Machine Learning on OCI for League of Legends- Data Extraction

Machine Learning on OCI for League of Legends- Data Extraction

Introduction

The speaker introduces the workshop and provides information on how to access the lab guide.

Workshop Introduction

  • Tara Vancleave introduces the workshop on machine learning on OCI for League of Legends data extraction.
  • She mentions that there is a special promotion with extra credits for those who do not have an Oracle Cloud account.
  • The session will be recorded and sent via email after the workshop concludes.
  • Questions can be asked in the Slack channel, and there is a dedicated space for Q&A using hashtag #labLeagueofLegends.
  • Ignacio Martinez and Victor Martin will present the workshop, with Wojak Pluta helping with Q&A.
  • The lab guide can be accessed through a link provided by Tara.

Setting up an Oracle Cloud Free Tier Account

Victor Martin walks through the steps to sign up for an Oracle Cloud free tier account.
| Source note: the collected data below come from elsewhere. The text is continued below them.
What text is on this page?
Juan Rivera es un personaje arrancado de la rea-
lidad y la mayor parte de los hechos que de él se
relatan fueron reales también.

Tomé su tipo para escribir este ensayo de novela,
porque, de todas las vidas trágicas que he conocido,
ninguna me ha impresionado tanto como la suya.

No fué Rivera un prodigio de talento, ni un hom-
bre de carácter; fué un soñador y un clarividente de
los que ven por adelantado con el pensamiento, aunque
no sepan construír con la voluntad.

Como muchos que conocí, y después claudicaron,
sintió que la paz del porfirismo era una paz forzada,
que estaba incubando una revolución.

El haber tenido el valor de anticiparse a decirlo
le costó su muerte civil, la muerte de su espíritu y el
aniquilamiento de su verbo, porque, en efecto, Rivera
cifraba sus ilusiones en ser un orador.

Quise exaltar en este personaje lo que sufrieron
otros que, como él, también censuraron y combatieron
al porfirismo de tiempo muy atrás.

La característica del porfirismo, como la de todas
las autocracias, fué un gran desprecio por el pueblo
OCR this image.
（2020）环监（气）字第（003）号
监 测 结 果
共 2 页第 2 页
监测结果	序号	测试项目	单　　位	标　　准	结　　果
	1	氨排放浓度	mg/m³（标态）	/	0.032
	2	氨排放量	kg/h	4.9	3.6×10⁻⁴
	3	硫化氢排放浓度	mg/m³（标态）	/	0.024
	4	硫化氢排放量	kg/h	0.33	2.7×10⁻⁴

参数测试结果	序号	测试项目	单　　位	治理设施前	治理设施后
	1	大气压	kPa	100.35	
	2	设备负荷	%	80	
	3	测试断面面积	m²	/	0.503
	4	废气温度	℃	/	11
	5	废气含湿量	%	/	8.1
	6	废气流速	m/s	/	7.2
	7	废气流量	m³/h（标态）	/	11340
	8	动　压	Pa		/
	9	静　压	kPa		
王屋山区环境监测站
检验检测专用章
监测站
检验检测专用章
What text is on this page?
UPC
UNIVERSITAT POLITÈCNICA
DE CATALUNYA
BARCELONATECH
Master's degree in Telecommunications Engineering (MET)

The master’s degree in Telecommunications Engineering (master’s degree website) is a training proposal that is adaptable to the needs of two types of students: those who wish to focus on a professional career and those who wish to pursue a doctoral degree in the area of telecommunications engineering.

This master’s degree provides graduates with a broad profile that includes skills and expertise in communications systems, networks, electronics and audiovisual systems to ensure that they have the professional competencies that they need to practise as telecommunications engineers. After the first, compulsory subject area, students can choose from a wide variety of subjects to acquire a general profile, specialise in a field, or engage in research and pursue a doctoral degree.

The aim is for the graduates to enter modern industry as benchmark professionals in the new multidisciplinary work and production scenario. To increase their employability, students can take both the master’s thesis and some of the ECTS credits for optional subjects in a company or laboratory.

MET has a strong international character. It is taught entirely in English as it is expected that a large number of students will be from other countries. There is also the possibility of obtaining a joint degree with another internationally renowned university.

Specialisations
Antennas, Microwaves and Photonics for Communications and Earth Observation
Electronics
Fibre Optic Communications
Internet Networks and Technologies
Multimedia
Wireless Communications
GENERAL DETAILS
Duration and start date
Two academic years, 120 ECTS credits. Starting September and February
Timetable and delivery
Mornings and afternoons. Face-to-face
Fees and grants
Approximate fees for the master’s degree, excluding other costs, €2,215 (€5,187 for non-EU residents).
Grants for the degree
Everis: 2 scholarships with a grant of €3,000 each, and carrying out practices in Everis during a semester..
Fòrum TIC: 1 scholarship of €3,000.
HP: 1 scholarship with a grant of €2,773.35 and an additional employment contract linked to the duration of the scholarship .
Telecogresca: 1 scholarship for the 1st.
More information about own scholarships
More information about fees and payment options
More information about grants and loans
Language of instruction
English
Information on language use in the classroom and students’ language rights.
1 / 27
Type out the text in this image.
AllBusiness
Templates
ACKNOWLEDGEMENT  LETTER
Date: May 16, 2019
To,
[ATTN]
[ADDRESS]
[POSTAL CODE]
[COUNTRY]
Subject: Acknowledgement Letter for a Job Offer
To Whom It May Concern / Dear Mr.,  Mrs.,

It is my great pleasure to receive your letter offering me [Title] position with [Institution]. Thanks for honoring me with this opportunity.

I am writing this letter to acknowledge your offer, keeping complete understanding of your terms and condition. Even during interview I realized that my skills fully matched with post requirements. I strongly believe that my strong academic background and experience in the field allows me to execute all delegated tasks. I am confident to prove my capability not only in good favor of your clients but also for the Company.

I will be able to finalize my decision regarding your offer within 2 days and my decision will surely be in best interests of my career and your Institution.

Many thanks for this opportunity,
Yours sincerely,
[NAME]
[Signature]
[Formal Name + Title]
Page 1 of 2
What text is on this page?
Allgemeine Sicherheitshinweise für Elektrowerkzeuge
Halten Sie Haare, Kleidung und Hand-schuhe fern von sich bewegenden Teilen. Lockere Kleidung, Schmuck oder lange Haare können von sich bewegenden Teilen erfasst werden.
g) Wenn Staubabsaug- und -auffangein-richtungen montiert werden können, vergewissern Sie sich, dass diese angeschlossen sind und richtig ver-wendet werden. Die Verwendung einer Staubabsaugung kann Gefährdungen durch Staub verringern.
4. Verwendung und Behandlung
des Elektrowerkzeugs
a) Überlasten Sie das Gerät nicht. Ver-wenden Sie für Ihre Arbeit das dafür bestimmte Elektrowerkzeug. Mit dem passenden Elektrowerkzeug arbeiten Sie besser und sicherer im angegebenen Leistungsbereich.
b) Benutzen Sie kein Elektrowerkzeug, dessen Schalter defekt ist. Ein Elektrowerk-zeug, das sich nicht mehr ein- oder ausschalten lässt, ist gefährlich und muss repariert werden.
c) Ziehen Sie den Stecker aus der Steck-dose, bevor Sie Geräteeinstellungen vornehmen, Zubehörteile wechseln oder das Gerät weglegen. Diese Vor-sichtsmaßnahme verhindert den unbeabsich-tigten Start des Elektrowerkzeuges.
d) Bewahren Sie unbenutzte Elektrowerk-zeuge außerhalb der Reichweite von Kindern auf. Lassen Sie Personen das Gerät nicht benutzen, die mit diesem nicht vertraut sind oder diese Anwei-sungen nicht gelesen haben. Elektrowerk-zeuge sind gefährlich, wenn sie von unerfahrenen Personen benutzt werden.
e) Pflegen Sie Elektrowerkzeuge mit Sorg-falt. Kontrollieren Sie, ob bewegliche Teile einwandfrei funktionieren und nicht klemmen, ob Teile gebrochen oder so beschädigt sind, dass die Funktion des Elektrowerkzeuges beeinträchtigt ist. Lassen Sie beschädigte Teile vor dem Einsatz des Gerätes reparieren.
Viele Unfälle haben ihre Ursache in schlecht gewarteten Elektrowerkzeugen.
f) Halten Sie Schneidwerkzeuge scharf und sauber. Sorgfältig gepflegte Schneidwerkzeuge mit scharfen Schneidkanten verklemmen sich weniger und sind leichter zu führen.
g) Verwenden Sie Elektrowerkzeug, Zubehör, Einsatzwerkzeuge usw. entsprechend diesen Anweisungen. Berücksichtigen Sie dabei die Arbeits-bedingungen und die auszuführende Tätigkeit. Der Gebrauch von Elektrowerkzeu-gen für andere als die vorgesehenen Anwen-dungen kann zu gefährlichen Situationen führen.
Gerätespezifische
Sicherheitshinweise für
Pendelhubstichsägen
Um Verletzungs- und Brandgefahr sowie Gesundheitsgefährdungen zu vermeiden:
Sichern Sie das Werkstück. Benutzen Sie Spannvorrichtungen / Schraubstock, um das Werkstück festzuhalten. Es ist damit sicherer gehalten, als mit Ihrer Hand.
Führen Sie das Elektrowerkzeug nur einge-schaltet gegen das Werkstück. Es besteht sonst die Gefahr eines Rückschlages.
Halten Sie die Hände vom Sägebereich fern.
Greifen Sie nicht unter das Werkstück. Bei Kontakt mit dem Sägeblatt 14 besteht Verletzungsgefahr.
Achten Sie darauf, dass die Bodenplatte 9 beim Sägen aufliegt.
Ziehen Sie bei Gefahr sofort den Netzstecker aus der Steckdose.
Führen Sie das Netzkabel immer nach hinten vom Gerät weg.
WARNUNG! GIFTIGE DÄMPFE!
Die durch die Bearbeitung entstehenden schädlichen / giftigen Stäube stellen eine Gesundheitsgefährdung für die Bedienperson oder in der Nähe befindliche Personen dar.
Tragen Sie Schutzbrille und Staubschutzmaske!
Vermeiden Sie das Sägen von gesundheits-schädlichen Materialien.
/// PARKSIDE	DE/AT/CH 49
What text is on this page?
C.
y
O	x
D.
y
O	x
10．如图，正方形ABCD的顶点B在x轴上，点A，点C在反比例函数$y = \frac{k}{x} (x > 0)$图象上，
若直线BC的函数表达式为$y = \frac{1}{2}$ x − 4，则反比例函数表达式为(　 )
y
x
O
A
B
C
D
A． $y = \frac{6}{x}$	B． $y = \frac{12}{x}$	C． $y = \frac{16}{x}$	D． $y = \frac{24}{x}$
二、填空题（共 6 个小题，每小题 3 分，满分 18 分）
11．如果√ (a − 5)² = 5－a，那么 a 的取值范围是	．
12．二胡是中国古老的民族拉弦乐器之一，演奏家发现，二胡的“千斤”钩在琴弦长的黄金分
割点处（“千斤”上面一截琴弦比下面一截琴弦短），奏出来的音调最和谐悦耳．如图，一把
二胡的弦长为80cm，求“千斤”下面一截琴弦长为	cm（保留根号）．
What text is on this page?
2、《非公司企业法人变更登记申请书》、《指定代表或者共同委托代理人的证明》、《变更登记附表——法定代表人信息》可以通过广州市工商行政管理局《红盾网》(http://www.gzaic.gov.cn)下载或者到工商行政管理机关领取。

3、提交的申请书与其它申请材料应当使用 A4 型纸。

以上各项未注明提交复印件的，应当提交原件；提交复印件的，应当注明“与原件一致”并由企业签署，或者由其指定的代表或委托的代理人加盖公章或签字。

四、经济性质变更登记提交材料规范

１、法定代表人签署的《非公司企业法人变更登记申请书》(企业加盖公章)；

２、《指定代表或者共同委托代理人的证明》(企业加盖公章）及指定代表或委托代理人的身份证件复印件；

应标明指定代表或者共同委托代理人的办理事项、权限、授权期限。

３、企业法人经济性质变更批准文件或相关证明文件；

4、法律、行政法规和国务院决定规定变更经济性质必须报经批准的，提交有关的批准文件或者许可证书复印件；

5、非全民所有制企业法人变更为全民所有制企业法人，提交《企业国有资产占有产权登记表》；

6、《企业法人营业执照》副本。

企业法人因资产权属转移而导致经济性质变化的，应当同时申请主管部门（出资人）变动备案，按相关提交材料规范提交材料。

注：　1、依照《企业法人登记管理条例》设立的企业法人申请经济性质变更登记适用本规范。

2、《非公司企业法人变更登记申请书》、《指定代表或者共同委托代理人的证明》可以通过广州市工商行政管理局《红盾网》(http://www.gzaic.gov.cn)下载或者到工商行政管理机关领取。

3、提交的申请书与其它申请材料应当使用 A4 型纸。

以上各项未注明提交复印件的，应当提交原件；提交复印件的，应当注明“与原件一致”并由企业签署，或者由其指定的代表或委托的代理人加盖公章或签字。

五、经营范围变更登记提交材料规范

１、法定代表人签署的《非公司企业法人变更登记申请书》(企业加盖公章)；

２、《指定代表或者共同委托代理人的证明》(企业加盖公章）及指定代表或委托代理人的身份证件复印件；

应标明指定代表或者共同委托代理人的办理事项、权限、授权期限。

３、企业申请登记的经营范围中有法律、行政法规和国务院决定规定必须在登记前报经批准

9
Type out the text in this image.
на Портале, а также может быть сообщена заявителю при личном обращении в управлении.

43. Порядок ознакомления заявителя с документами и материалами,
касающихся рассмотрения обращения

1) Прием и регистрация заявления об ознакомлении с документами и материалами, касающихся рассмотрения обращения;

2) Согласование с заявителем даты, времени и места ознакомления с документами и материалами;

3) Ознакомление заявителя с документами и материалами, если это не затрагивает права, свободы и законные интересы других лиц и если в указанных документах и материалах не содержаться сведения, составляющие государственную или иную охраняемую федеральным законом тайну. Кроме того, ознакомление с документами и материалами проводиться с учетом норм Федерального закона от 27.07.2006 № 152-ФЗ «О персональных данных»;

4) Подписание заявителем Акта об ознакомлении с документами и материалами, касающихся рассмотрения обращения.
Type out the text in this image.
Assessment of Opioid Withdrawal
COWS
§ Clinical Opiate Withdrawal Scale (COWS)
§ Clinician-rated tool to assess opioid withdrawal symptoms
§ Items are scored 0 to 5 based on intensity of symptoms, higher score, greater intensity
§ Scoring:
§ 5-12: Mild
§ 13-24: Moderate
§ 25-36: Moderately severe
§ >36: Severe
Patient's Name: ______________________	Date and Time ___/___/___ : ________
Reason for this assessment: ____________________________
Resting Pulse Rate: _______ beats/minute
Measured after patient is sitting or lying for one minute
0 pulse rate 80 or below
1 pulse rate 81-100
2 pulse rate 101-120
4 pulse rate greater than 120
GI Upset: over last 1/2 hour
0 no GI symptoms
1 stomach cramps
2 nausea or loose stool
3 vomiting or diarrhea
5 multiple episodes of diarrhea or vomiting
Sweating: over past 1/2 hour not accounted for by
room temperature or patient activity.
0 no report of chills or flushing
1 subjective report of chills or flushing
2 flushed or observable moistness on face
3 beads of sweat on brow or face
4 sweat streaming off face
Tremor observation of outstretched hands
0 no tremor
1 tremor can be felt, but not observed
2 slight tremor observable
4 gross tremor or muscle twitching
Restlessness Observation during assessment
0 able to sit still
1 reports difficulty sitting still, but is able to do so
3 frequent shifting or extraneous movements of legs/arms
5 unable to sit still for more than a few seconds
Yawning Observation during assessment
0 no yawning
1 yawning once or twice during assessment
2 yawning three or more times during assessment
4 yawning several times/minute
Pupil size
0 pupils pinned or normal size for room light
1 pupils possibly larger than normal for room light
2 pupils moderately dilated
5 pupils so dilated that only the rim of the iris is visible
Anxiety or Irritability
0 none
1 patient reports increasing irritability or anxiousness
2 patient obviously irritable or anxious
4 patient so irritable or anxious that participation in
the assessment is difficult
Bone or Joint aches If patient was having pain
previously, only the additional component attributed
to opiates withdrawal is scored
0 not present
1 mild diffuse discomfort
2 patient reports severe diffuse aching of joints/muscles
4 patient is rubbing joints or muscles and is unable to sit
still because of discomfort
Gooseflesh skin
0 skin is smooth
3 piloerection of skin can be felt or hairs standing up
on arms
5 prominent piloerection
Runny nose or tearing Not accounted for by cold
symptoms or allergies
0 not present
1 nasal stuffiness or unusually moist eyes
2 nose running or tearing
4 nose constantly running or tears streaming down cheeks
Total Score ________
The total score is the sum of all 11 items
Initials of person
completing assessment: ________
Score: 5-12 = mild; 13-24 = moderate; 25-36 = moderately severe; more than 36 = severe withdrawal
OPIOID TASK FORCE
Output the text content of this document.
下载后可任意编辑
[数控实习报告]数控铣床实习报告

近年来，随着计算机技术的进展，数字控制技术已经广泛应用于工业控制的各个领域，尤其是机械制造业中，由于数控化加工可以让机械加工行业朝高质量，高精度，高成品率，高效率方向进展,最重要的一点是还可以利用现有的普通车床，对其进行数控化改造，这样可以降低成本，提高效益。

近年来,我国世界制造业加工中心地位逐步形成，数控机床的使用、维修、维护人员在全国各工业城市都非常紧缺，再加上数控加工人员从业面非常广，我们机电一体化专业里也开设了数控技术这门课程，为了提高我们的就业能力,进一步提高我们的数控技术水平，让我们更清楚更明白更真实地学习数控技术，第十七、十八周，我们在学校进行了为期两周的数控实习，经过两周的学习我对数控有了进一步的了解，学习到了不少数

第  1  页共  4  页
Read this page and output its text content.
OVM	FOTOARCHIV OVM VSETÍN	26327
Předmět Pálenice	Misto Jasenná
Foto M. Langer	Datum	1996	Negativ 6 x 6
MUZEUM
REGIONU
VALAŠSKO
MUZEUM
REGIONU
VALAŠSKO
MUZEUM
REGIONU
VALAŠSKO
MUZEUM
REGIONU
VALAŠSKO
Signing Up for an Oracle Cloud Free Tier Account

  • Victor Martin explains that signing up for an Oracle Cloud free tier account gives you access to always-free cloud services such as autonomous databases, virtual machines, load balancers, block object and archive storage monitoring, etc.
  • He mentions that you also get a 30-day trial with three credits to use in other services from analytics to Kubernetes.
  • If you are signing up for an upcoming workshop, make sure to use the same email used during registration as they have activated a special offer.
  • You need to add your country then your first and last name. You also have to provide your email. Oracle Cloud has to check if you are a human by asking you to resolve an easy challenge. Finally, click verify my email to move to the next step.
  • Confirm the password by typing it again and fill in the company name if applicable. The cloud account name is essential as it is a unique identifier for your account. Select a name that is not taken.
  • The home region is the region where you are more likely to deploy resources. You can deploy to other regions by subscribing to them; however, your free trial only supports one region. Select a region geographically close to you if you are not sure.
  • Fill in the address information with City postcode County and your phone number then accept the agreement and click Start my free trial.
  • Oracle Cloud starts provisioning your account which takes an average of one or two minutes. When fully provisioned, you will receive an email.

Conclusion

The workshop provides insights on how to leverage AI on OCI for League of Legends data extraction, while Victor Martin walks through signing up for an Oracle Cloud free tier account.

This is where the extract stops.